Giugno 22, 2019

Il pozzo diventa un meraviglioso viaggio

[a proposito de “la fune nel pozzo”]
Non so se ho le capacità giuste per poter giudicare un pezzo così articolato, ma mi riporta a scenari letterari che trovo interessantissimi.

Il pozzo è meraviglioso, c’è uno scrittore, pazzo come te, che si chiama Haruki Murakami, che in quasi tutti i suoi libri mette un pozzo o il pozzo… scegli tu. Tra l’altro lui è un grande intenditore di jazz, gestiva in gioventù un jazz club, e nei suoi libri cita spesso compositori e brani che fanno un po’ da colonna sonora alle sue storie.

Il pozzo, che come tu ben sai si presta a molteplici metafore e per questo spesso agevola la descrizione di emozioni e tutte quelle faccende interiori difficili comunque da spiegare, ha già nella sua struttura qualcosa di magico perché è un contenitore ed i contenitori hanno tutti un certo fascino. Anche noi siamo dei contenitori, conteniamo noi stessi. La possibilità di cadere in un pozzo ci spaventa, ci terrorizza.

Perché? Perché è buio, perché è freddo, perché è costituito, circondato, ristretto da grosse pareti in pietra o in mattoni (in quelli più antichi) o in cemento armato (in quelli più moderni forse). Pareti che sono comunque mutate nel tempo. Così come anche il fondo -che rappresenta ovviamente il nucleo, il cuore del pozzo- viene modificato nel tempo e dal tempo.

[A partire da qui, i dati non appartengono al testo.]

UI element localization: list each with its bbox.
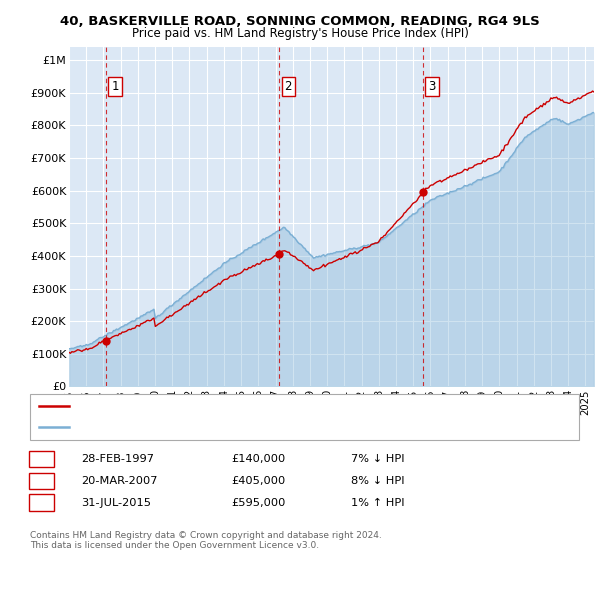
Text: 3: 3 [38, 496, 45, 509]
Text: 7% ↓ HPI: 7% ↓ HPI [351, 454, 404, 464]
Text: 40, BASKERVILLE ROAD, SONNING COMMON, READING, RG4 9LS (detached house): 40, BASKERVILLE ROAD, SONNING COMMON, RE… [75, 401, 494, 411]
Text: 3: 3 [428, 80, 436, 93]
Text: 1% ↑ HPI: 1% ↑ HPI [351, 498, 404, 507]
Text: 1: 1 [38, 453, 45, 466]
Text: 2: 2 [38, 474, 45, 487]
Text: £140,000: £140,000 [231, 454, 285, 464]
Text: £405,000: £405,000 [231, 476, 285, 486]
Text: 1: 1 [112, 80, 119, 93]
Text: 31-JUL-2015: 31-JUL-2015 [81, 498, 151, 507]
Text: 2: 2 [284, 80, 292, 93]
Text: Contains HM Land Registry data © Crown copyright and database right 2024.
This d: Contains HM Land Registry data © Crown c… [30, 531, 382, 550]
Text: 40, BASKERVILLE ROAD, SONNING COMMON, READING, RG4 9LS: 40, BASKERVILLE ROAD, SONNING COMMON, RE… [60, 15, 540, 28]
Text: £595,000: £595,000 [231, 498, 286, 507]
Text: 8% ↓ HPI: 8% ↓ HPI [351, 476, 404, 486]
Text: 28-FEB-1997: 28-FEB-1997 [81, 454, 154, 464]
Text: 20-MAR-2007: 20-MAR-2007 [81, 476, 157, 486]
Text: Price paid vs. HM Land Registry's House Price Index (HPI): Price paid vs. HM Land Registry's House … [131, 27, 469, 40]
Text: HPI: Average price, detached house, South Oxfordshire: HPI: Average price, detached house, Sout… [75, 422, 353, 432]
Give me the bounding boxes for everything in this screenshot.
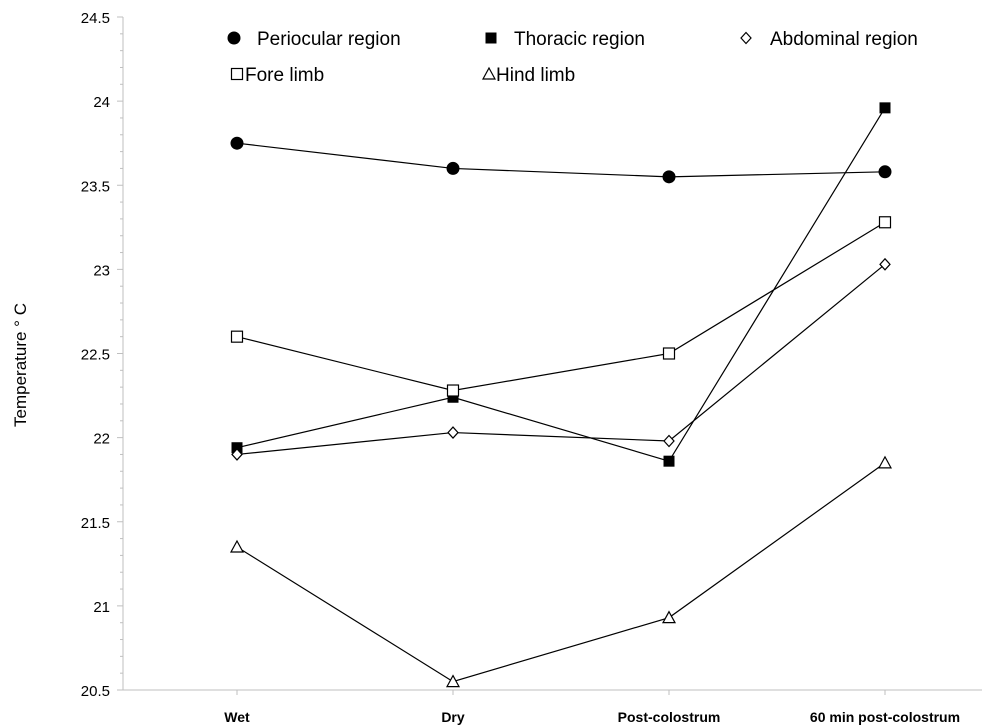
x-tick-label: Post-colostrum [618, 709, 721, 725]
data-point [878, 216, 892, 229]
y-tick-label: 24.5 [81, 10, 110, 27]
data-point [230, 136, 244, 150]
legend-label: Thoracic region [514, 29, 645, 50]
legend-marker [740, 31, 752, 45]
series-abdominal-region [236, 263, 886, 456]
legend-label: Hind limb [496, 65, 575, 86]
y-tick-label: 21.5 [81, 515, 110, 532]
data-point [662, 347, 676, 360]
markers-hind-limb [229, 455, 893, 688]
legend-marker [227, 31, 241, 45]
data-point [230, 330, 244, 343]
y-tick-label: 24 [93, 94, 110, 111]
series-thoracic-region [236, 107, 886, 462]
data-point [663, 455, 675, 467]
legend-label: Fore limb [245, 65, 324, 86]
axes: 20.5 21 21.5 22 22.5 23 23.5 24 24.5 Wet Dry Post-c… [81, 10, 982, 725]
series-line [236, 462, 886, 683]
y-tick-label: 23 [93, 262, 110, 279]
legend-entry: Fore limb [230, 65, 324, 86]
y-axis-title: Temperature ° C [11, 303, 30, 427]
markers-fore-limb [230, 216, 892, 397]
legend: Periocular region Thoracic region Abdomina… [227, 29, 918, 86]
data-point [446, 161, 460, 175]
data-point [879, 102, 891, 114]
y-tick-label: 22 [93, 431, 110, 448]
legend-entry: Periocular region [227, 29, 401, 50]
data-point [447, 426, 459, 439]
legend-label: Periocular region [257, 29, 401, 50]
legend-entry: Hind limb [481, 65, 575, 86]
data-point [879, 257, 891, 271]
legend-marker [485, 32, 497, 44]
series-periocular-region [236, 142, 886, 178]
markers-thoracic-region [231, 102, 891, 467]
legend-marker [481, 66, 497, 80]
series-fore-limb [236, 221, 886, 392]
x-tick-label: 60 min post-colostrum [810, 709, 960, 725]
series-line [236, 142, 886, 178]
markers-periocular-region [230, 136, 892, 184]
markers-abdominal-region [231, 257, 891, 461]
y-tick-label: 22.5 [81, 347, 110, 364]
data-point [231, 448, 243, 461]
data-point [663, 434, 675, 448]
data-point [878, 165, 892, 179]
series-line [236, 263, 886, 456]
series-hind-limb [236, 462, 886, 683]
legend-marker [230, 67, 244, 81]
y-tick-label: 23.5 [81, 178, 110, 195]
legend-label: Abdominal region [770, 29, 918, 50]
series-layer [229, 102, 893, 688]
data-point [877, 455, 893, 469]
data-point [446, 384, 460, 397]
x-tick-label: Dry [441, 709, 465, 725]
y-tick-label: 20.5 [81, 683, 110, 700]
x-tick-label: Wet [224, 709, 250, 725]
data-point [445, 674, 461, 688]
series-line [236, 221, 886, 392]
legend-entry: Abdominal region [740, 29, 918, 50]
data-point [661, 610, 677, 624]
series-line [236, 107, 886, 462]
legend-entry: Thoracic region [485, 29, 645, 50]
y-tick-label: 21 [93, 599, 110, 616]
data-point [229, 539, 245, 553]
data-point [662, 170, 676, 184]
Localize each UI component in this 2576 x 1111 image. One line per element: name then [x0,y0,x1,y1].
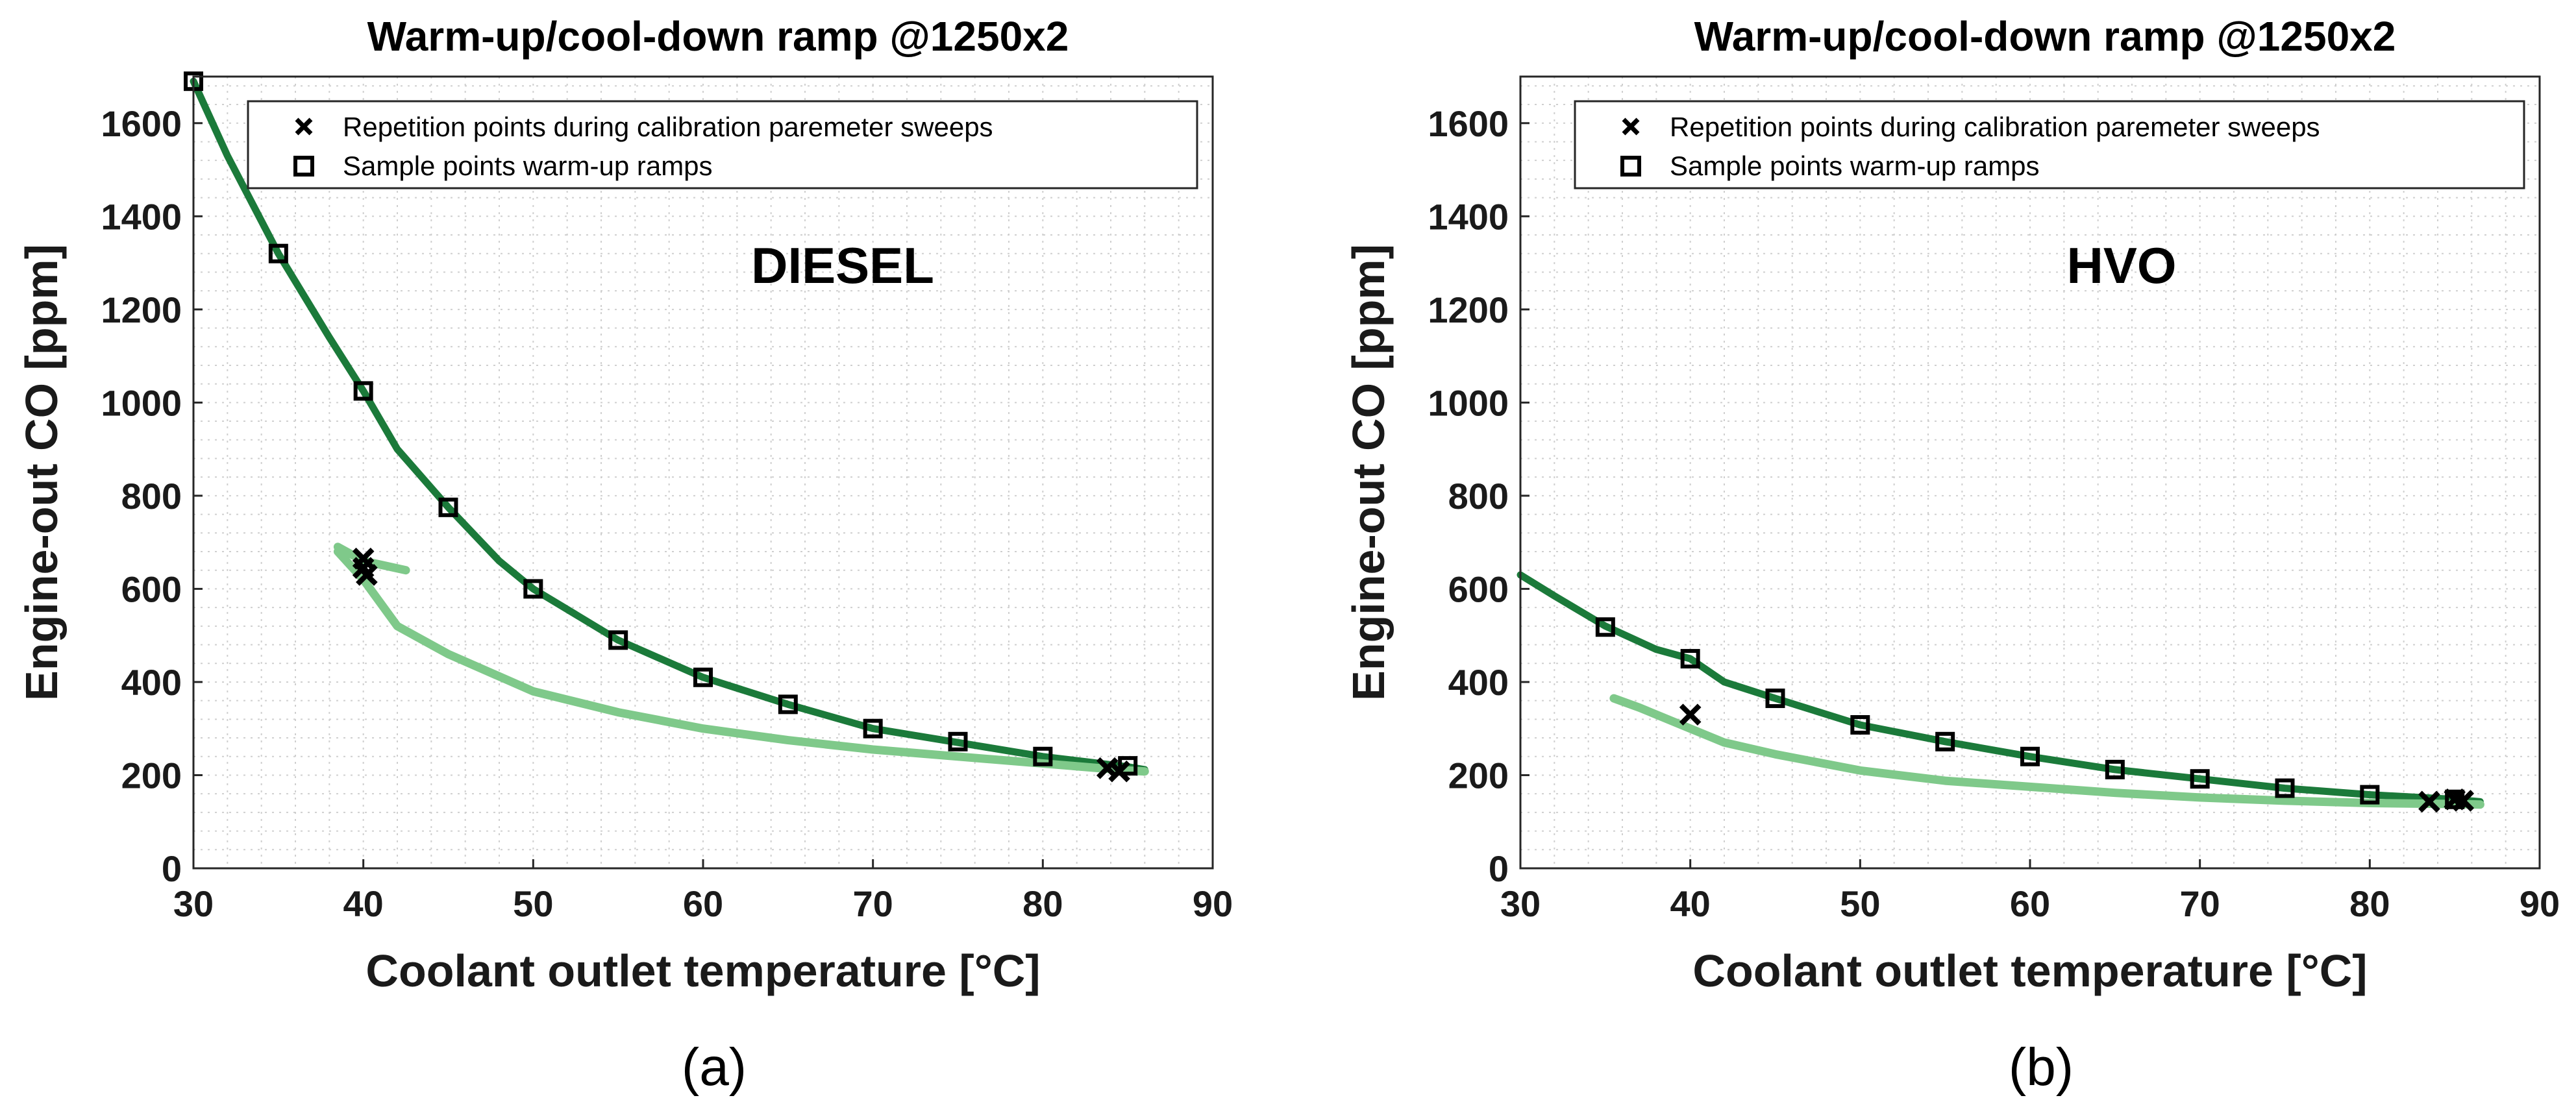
square-marker [948,731,968,751]
y-tick-label: 1000 [101,382,182,423]
fuel-annotation: DIESEL [751,237,934,294]
square-marker [778,694,798,714]
y-tick-label: 1200 [101,289,182,330]
y-tick-label: 1200 [1428,289,1509,330]
x-tick-label: 30 [173,883,214,924]
chart-title: Warm-up/cool-down ramp @1250x2 [367,13,1069,60]
x-tick-label: 80 [2349,883,2390,924]
legend-entry: Sample points warm-up ramps [1670,151,2040,181]
x-tick-label: 40 [1670,883,1711,924]
square-marker [1680,649,1700,669]
ticks: 30 40 50 60 70 80 90 0 200 400 600 800 1000 1200 1400 1… [101,103,1233,924]
y-tick-label: 800 [1448,476,1509,517]
x-tick-label: 40 [343,883,384,924]
x-marker [356,564,378,586]
legend-box [247,100,1198,189]
x-axis-label: Coolant outlet temperature [°C] [1692,946,2367,996]
panel-caption: (b) [2009,1038,2074,1097]
series-line [1609,694,2484,809]
square-marker [1935,731,1955,751]
square-marker [2445,789,2465,809]
square-marker [438,497,458,517]
legend: Repetition points during calibration par… [1574,100,2525,189]
square-marker [1033,746,1053,766]
y-tick-label: 600 [1448,568,1509,609]
square-marker [2105,759,2125,779]
y-tick-label: 600 [121,568,182,609]
square-marker [523,579,543,599]
square-marker [863,718,883,739]
x-tick-label: 70 [2180,883,2220,924]
legend-entry: Sample points warm-up ramps [343,151,713,181]
x-tick-label: 60 [2010,883,2050,924]
series-line [1517,571,2484,805]
square-marker [268,243,288,263]
panel-a: Warm-up/cool-down ramp @1250x2 30 40 50 60 7… [16,13,1233,1097]
legend-box [1574,100,2525,189]
series-line [190,77,1148,774]
y-axis-label: Engine-out CO [ppm] [16,244,67,701]
x-tick-label: 90 [2520,883,2560,924]
y-tick-label: 400 [1448,662,1509,703]
legend-square-marker-icon [1620,156,1641,177]
square-marker [2275,778,2295,798]
square-marker [1850,714,1870,735]
square-marker [608,630,628,650]
y-tick-label: 0 [162,848,182,889]
y-tick-label: 1400 [1428,196,1509,237]
x-tick-label: 70 [853,883,893,924]
square-marker [1765,689,1785,709]
x-tick-label: 50 [1840,883,1880,924]
square-marker [2360,785,2380,805]
legend-x-marker-icon [1622,117,1640,136]
chart-title: Warm-up/cool-down ramp @1250x2 [1694,13,2396,60]
y-tick-label: 400 [121,662,182,703]
y-tick-label: 0 [1489,848,1509,889]
y-tick-label: 200 [1448,755,1509,796]
y-tick-label: 1000 [1428,382,1509,423]
legend-entry: Repetition points during calibration par… [343,112,993,142]
y-axis-label: Engine-out CO [ppm] [1343,244,1394,701]
ticks: 30 40 50 60 70 80 90 0 200 400 600 800 1000 1200 1400 1… [1428,103,2560,924]
x-tick-label: 30 [1500,883,1541,924]
square-marker [353,381,373,401]
panel-b: Warm-up/cool-down ramp @1250x2 30 40 50 60 7… [1343,13,2560,1097]
series-layer [1517,571,2484,813]
x-tick-label: 90 [1193,883,1233,924]
y-tick-label: 1400 [101,196,182,237]
legend-square-marker-icon [293,156,314,177]
fuel-annotation: HVO [2066,237,2176,294]
legend: Repetition points during calibration par… [247,100,1198,189]
y-tick-label: 1600 [101,103,182,144]
x-tick-label: 60 [683,883,723,924]
legend-entry: Repetition points during calibration par… [1670,112,2320,142]
x-marker [1679,703,1702,726]
x-axis-label: Coolant outlet temperature [°C] [365,946,1040,996]
x-marker [2418,790,2440,813]
x-tick-label: 50 [513,883,553,924]
square-marker [693,667,713,687]
square-marker [2190,769,2210,789]
legend-x-marker-icon [295,117,313,136]
square-marker [1595,617,1615,637]
panel-caption: (a) [682,1038,747,1097]
square-marker [1118,756,1138,776]
x-tick-label: 80 [1022,883,1063,924]
y-tick-label: 1600 [1428,103,1509,144]
series-layer [184,71,1149,783]
y-tick-label: 800 [121,476,182,517]
y-tick-label: 200 [121,755,182,796]
square-marker [2020,746,2040,766]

Se guardi da giù c’è uno spiraglio, una via di fuga circolare visibile solo con la luce del giorno e lontanissima da noi. La strada, che conduce all’uscita, alla salvezza, è sempre in salita. Quanto ci somiglia un pozzo? E se attraverso un pozzo noi potessimo raggiungere il nostro nucleo?

Immaginiamo di caderci dentro: superata la fase di panico iniziale, non ci resta che poggiare la schiena alla parete ed il sedere sul cuore. Ad un certo punto, quando ormai ci sentiamo spacciati, da quel fondo compare una porta e noi la apriamo. Increduli e spaventati dobbiamo scegliere se andare o restare. Andiamo.

Entriamo in un’altra dimensione, parallela a quella reale, o meglio, a quella che noi riteniamo reale. Ci avventuriamo in strade sconosciute ed incontriamo personaggi strani mai visti prima. In quel cammino noi abbandoniamo le nostre pareti, abbandoniamo la sensazione claustrofobica dovuta alla ristrettezza che ci portiamo addosso ed entriamo nel nucleo. Qui, ci ritroviamo come eravamo da bambini, quando tutto era più naturale e semplice, quando eravamo veri e non ancora contaminati da influenze sociali stupide e grette. Se non avessimo raggiunto il fondo del pozzo saremmo mai riusciti ad entrare nel nucleo? Avremmo mai affrontato quella porta? La risposta è no. Dunque, ecco che il pozzo diventa un meraviglioso viaggio.